I get a lot of questions on performance from both men and women.
OK now on to the Mistakes:
If You are not close to the one you are loving both physically and mentally you are not going to do a good job. All of us occasionally experience periods where we need space and down time no matter how much in love we are. Women are generally more susceptible to emotional perturbations and this may show up in her desire. Remember No generally means No! If she is not into it show her love in other ways. Don’t be a whinny pansy ass if you don’t get what you want even if you are in a committed relationship! Take the time to understand, and offer communication and love in return. If there is still a need for down time respect that and go chop some wood or start a fire or go for a run. Do some “man thing” until you are beckoned. And when you are beckoned you will find the wait is worth it.
Next let’s talk about physical closeness! The number one mistake all men make in bed forgetting about foreplay!!! Take as much time as it needs including delaying the actual act for later. If a woman is ready she will show and tell you. If you are not getting fairly straight forward signs in most cases, you are rushing things. Worst thing you can do!!! If there was a 4th C it would be Cuddling!!! Not just as part of foreplay but especially after things have settled down. You can keep the “glow in flow” a lot longer if you remind her how much you lover her by genuine loving fun expressive cuddling. Don’t be surprised if you get asked fo Round 2, 3 or more if you do this. If extra rounds are a problem I have the answer. Stamina Galore is its other name!!!
This echos all of the above. Only you and your lover know how committed you are to each other over all but in the sacred act of sex you should be committed to her needs to the utmost degree. Take care of her and your needs will be met sometimes sooner sometimes later, but they will be met in a fashion that again will make the wait worth it. Also anyone can learn to be a better lover. Don’t be afraid to study and discuss this with your partner! It’s Ok to learn something new and different and be something new and different especially if things are getting boring for either of you! Remember the female sexual response is generally different and more complex and varied than the male. Don’t judge what is happening by YOUR standards. Commit to finding out what is needed that day, that hour and that moment. Be committed in your attentiveness and you will be her hero! What loving man doesn’t want that!!!
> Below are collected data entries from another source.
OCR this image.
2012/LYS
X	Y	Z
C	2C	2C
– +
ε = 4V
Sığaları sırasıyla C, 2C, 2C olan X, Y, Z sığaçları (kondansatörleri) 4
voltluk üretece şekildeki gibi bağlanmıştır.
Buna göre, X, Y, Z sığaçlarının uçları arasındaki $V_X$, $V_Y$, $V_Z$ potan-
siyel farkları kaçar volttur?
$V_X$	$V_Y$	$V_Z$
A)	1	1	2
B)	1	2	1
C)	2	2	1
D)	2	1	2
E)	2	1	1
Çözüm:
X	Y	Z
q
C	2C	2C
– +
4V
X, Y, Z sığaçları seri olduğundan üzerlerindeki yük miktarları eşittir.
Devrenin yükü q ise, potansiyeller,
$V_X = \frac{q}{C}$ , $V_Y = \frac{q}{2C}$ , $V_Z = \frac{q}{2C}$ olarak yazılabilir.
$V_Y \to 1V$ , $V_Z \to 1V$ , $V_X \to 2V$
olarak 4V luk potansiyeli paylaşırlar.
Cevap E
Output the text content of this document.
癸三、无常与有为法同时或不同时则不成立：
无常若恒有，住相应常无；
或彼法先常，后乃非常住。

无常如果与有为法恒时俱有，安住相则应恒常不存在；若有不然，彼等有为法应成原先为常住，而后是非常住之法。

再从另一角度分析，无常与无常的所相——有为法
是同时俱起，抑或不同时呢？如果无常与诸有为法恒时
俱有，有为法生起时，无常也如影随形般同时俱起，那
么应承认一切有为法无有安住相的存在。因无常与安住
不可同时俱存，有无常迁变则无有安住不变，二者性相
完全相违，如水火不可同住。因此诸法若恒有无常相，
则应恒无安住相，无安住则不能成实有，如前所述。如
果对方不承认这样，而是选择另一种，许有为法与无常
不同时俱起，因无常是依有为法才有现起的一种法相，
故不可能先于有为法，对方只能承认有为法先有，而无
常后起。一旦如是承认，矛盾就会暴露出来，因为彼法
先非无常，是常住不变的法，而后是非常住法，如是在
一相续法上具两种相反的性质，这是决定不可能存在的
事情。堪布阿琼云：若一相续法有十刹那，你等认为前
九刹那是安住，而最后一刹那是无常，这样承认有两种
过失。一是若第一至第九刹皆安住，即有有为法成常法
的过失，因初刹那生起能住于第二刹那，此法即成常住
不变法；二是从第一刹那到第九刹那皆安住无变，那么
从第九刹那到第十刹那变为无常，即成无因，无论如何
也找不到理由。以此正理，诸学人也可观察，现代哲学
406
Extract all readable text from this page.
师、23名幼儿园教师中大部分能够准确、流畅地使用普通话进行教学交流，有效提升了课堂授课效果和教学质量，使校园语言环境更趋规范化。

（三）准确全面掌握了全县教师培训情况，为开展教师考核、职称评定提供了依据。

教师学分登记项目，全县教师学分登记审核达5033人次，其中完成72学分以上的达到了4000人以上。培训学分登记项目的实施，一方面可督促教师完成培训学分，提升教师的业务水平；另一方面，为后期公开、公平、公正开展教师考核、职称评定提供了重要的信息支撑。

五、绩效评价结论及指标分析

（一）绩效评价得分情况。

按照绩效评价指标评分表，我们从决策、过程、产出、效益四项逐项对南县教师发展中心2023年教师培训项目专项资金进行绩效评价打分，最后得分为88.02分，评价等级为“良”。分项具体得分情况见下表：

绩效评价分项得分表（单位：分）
I told you the number one mistake men make in bed is to not spend enough (or any!!!) time in foreplay. The number 1 mistake all couples make is to not be free and open in communication. Keeping secrets, sexual or otherwise is a sure fire way to lose your lover. Most sex counselors agree that a strong committed love can handle the truth and massively benefit from it. So too with sexual intimacy. Share your and her fantasies. Reassure her how good she looks, smells and tastes. And do it every day. Many couples have phrases or ways of briefly touching that are the sexual equivalent of the musical “lietmotif”. In music this is a recurring often subtle underlying musical phrase that anchors the whole piece. If you don’t have one or more with someone you love develop one. You will know its the right one when she says or does it back to you. Did I tell you… In this way you can actually tell someone how much you are thinking of them without even saying a word or in just a moment by anchoring your connection with them. You can and should do this often in a day because it does a woman’s heart and soul good to know you are always thinking of her with love!